Kazu Suzuki, DPM, CWS, says clinicians often cannot pinpoint a single cause for edema as there are many possible factors. Both he and Kathleen Satterfield, DPM, believe problems with the heart (congestive heart failure), kidney (end-stage renal disease), liver (hepatitis), varicose veins (i.e. venous insufficiencies), malignancy or congenital or acquired lymphedema can all be possible sources of lower extremity edema.

   Due to the variety of possible etiologies for edema, Dr. Satterfield will perform a thorough medical workup in addition to her standard podiatric workup. She says the clinical exam will catch the venous stasis aspect of the disease. Dr. Suzuki’s edema workup also consists of a basic medical history and physical. He documents pitting or non-pitting as well as the amount of pitting (+1 degree for every 5 mm depression).

   In his workup, Eric Lullove, DPM, includes a vascular exam, specifically for venous reflux. He will perform a venous reflux ultrasound if the patient has not received one in the previous three months. Dr. Lullove will also evaluate skin integrity and perform assessments for gait/walking and dexterity. Bilateral circumferential measurements of the foot, ankle, high calf and thigh are also part of Dr. Lullove’s exam. He will also determine the patient’s exercise, elevation of lower limbs and compression failures in the four weeks before presentation.

   Dr. Satterfield’s exam is mostly hands-on. She will also use a Doppler but notes that with a severe case of lymphedema, the Doppler can be futile since the density of the tissues will not allow the reflected sound waves to move freely through the huge mass of fluid-filled muscle and fat.

   Dr. Suzuki’s wound care center uses the Sensilase (Vasamed) laser Doppler to obtain the skin perfusion pressure (SPP) and pulse volume recordings (PVRs) to rule out leg ischemia at the initial visit prior to debriding the wounds and applying compression bandages. He cites the importance of assessing arterial perfusion in order to avoid compression of ischemic legs.

Q:

How do you treat or control the wounds with leg edema?

A:

Dr. Satterfield emphasizes that one must first and foremost control the edema in order to help facilitate wound healing. For Dr. Suzuki, treatment begins with medical management and he will communicate and collaborate with primary care physicians, cardiologists and nephrologists. Since leg wounds will not heal if the edema is uncontrolled, he advises adding or increasing diuretics, even temporarily, to eliminate the excess water that the patient is retaining.

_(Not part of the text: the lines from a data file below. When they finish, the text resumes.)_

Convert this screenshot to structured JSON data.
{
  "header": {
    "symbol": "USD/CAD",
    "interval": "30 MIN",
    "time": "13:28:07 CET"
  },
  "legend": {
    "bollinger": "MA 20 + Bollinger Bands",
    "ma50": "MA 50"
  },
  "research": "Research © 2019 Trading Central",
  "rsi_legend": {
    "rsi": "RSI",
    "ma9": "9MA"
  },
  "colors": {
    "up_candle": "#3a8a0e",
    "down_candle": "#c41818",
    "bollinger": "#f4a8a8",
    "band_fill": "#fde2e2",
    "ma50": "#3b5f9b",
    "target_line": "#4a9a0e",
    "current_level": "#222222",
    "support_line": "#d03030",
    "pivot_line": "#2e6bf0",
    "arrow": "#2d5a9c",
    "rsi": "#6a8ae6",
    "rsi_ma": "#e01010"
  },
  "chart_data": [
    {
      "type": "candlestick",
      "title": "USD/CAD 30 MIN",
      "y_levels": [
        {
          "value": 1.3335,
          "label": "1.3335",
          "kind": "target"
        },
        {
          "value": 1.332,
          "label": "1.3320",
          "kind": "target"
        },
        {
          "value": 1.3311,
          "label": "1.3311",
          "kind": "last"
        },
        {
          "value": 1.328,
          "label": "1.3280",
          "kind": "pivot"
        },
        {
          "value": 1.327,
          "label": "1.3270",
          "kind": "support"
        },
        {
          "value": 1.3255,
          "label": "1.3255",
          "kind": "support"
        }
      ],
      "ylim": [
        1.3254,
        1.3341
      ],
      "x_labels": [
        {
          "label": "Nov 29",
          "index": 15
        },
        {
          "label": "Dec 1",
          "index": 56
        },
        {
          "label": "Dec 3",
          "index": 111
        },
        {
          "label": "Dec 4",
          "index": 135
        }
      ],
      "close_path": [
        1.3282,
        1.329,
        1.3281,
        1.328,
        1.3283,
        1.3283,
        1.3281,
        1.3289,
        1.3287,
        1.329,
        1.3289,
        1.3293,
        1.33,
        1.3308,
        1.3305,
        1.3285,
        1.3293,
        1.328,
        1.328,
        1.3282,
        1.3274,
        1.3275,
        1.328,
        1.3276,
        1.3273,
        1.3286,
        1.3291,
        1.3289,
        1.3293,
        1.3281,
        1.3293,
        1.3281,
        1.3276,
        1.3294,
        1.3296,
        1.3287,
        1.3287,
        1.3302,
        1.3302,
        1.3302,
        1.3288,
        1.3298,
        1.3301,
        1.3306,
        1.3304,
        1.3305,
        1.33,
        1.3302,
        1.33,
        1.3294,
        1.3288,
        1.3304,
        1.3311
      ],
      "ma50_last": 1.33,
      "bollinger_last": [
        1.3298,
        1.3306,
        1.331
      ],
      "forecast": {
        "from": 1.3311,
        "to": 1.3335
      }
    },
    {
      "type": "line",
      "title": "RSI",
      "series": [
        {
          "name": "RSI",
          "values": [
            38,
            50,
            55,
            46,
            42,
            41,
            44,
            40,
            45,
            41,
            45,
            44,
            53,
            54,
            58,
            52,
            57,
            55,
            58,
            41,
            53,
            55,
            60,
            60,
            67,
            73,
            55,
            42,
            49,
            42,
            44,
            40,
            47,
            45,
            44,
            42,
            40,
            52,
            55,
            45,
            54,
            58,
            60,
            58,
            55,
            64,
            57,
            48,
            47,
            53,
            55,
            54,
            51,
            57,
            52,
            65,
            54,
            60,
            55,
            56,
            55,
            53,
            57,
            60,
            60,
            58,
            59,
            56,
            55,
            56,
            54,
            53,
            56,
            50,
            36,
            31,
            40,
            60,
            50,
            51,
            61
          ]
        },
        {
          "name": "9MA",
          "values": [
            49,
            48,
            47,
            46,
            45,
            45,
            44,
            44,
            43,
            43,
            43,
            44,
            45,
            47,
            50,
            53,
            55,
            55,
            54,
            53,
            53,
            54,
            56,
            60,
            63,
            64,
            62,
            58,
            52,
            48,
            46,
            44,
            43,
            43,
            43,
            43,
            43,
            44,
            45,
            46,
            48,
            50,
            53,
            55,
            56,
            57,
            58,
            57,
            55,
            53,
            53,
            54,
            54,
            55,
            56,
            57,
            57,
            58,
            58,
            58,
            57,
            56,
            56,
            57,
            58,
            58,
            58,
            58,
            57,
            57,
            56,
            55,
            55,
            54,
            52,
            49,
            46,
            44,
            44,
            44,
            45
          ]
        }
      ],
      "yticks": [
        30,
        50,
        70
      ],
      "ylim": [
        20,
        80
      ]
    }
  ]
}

    “I also give a face-to-face educational lecture to the patient, telling (him or her) about reading the food label to minimize the sodium intake and removing the salt shaker from the table,” says Dr. Suzuki. “Also, I do a quick ‘show and tell’ by drawing a small wound on a balloon, inflating and deflating the balloon, to show how detrimental the leg edema can be for the wound healing.”

   Following treatment for medical problems, one should choose among various methods of leg compressions that are acceptable for the particular patient, suggests Dr. Suzuki.

   When it comes to these compression methods, Dr. Lullove primarily employs compression bandaging to manage wounds with leg edema. He prefers to use short-stretch multilayer compression, such as Coban 2 or Coban 2 Lite (3M), with the appropriate wound contact layer to control drainage, infection, etc.

   Dr. Satterfield will prescribe manual lymphatic drainage (MLD), which was offered through her physical therapy department by a specially trained therapist, and combine that with Profore (Smith and Nephew).